Monday, June 29, 2015

Picking, Pitting and Preserving Sour Cherries

We have a few Montmorency sour cherry trees that, until this year, didn't produce enough cherries among the four of them to make a single pie. Between rabbits and deer gnawing on young trees, the polar vortex and inexplicable low fruit production, we considered getting out of the cherry growing business. Then everything changed.

This year the trees were loaded with fruit. We harvested and froze more cherries than we've ever used - four gallons in total. After years of negligible returns, we had a bumper crop. Each night for a week, we picked, pitted and froze. It felt like we were real cherry growers! And then with pride I posted my cherry pictures. Turns out most of my friends also had an exceptional cherry season. So much for my amazing fruit production skills. 

Cherries are ripe when they turn deep red and come away from the tree easily. Sour cherries freeze well and make beautiful pies, crisps, cobblers, jam, etc. We used a cherry pitter, but you can remove the pit by slicing the fruit in half and removing the stone or fashioning a homemade gizmo from a paper clip.

I've included the very best sour cherry pie recipe below. Aside from pie, the versatile filling can be used to top cheesecake, fill a black forest cake, baked into Danish pastry or spooned over ice cream.  

Cherries on the same tree will ripen at slightly different times.
Yellow and orange cherries will eventually turn red, signaling ripeness.

Chief gardener had to bust out the ladder to pick! These dwarf trees are about
nine feet tall. We'll trim next year to open up the center. Shaded cherries take longer to ripen.

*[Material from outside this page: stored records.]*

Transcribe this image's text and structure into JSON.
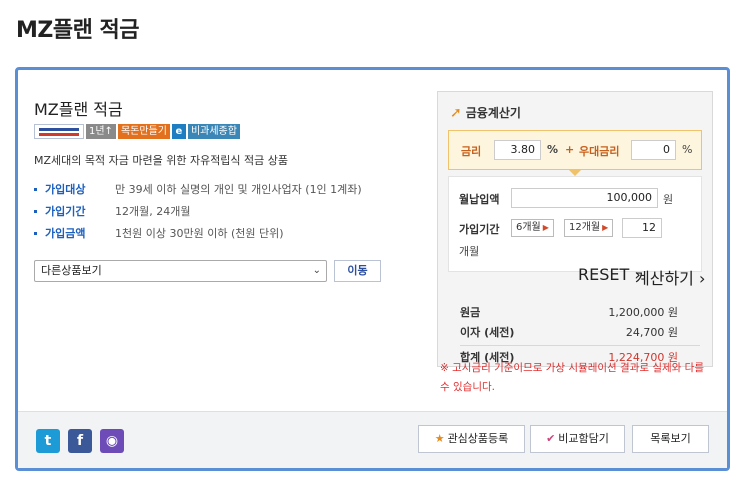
{
  "page_title": "MZ플랜 적금",
  "product": {
    "name": "MZ플랜 적금",
    "badges": {
      "duration": "1년↑",
      "sfc": "목돈만들기",
      "e": "e",
      "tax": "비과세종합"
    },
    "description": "MZ세대의 목적 자금 마련을 위한 자유적립식 적금 상품",
    "info": [
      {
        "label": "가입대상",
        "value": "만 39세 이하 실명의 개인 및 개인사업자 (1인 1계좌)"
      },
      {
        "label": "가입기간",
        "value": "12개월, 24개월"
      },
      {
        "label": "가입금액",
        "value": "1천원 이상 30만원 이하 (천원 단위)"
      }
    ],
    "select_value": "다른상품보기",
    "move_button": "이동"
  },
  "calculator": {
    "title": "금융계산기",
    "rate_label": "금리",
    "rate_value": "3.80",
    "rate_unit": "%",
    "plus": "+",
    "bonus_label": "우대금리",
    "bonus_value": "0",
    "bonus_unit": "%",
    "monthly_label": "월납입액",
    "monthly_value": "100,000",
    "won": "원",
    "period_label": "가입기간",
    "period_opt1": "6개월",
    "period_opt2": "12개월",
    "period_value": "12",
    "period_unit": "개월",
    "reset": "RESET",
    "compute": "계산하기",
    "results": [
      {
        "label": "원금",
        "value": "1,200,000 원"
      },
      {
        "label": "이자 (세전)",
        "value": "24,700 원"
      },
      {
        "label": "합계 (세전)",
        "value": "1,224,700 원"
      }
    ],
    "note": "※ 고시금리 기준이므로 가상 시뮬레이션 결과로 실제와 다를 수 있습니다."
  },
  "footer": {
    "twitter": "t",
    "facebook": "f",
    "kakao": "◉",
    "wish": "관심상품등록",
    "compare": "비교함담기",
    "list": "목록보기"
  }
}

Unpitted cherries, fresh off the tree.

Place pitted cherries on a baking sheet and place overnight in the freezer.
When completely frozen, remove to a freezer container. Use within one year.

Sour Cherry Pie
Adapted from Bountiful Ohio

4 cups unsweetened, pitted tart cherries, thawed (20 oz)
1 1/4 cup sugar
1/4 cup cornstarch
2 Tbsp butter
1/2 tsp almond extract
1/2 tsp vanilla extract
1-2 drops red food color (optional, but pretty)
Pastry for 9" double crust pie
In a medium saucepan, combine cherries, sugar and cornstarch. Cook and stir until mixture cones to a boil. Remove from heat. Stir in butter, extracts and food color.  Let stand at room temperature for one hour.

Roll out half pastry. Place in bottom of 9 inch pie plate. Pour cherry filling into shell. Roll out remaining pastry. Adjust top crust, seal and vent. Bake at 375 degrees for 40 minutes until golden brown. Cool completely. Serve.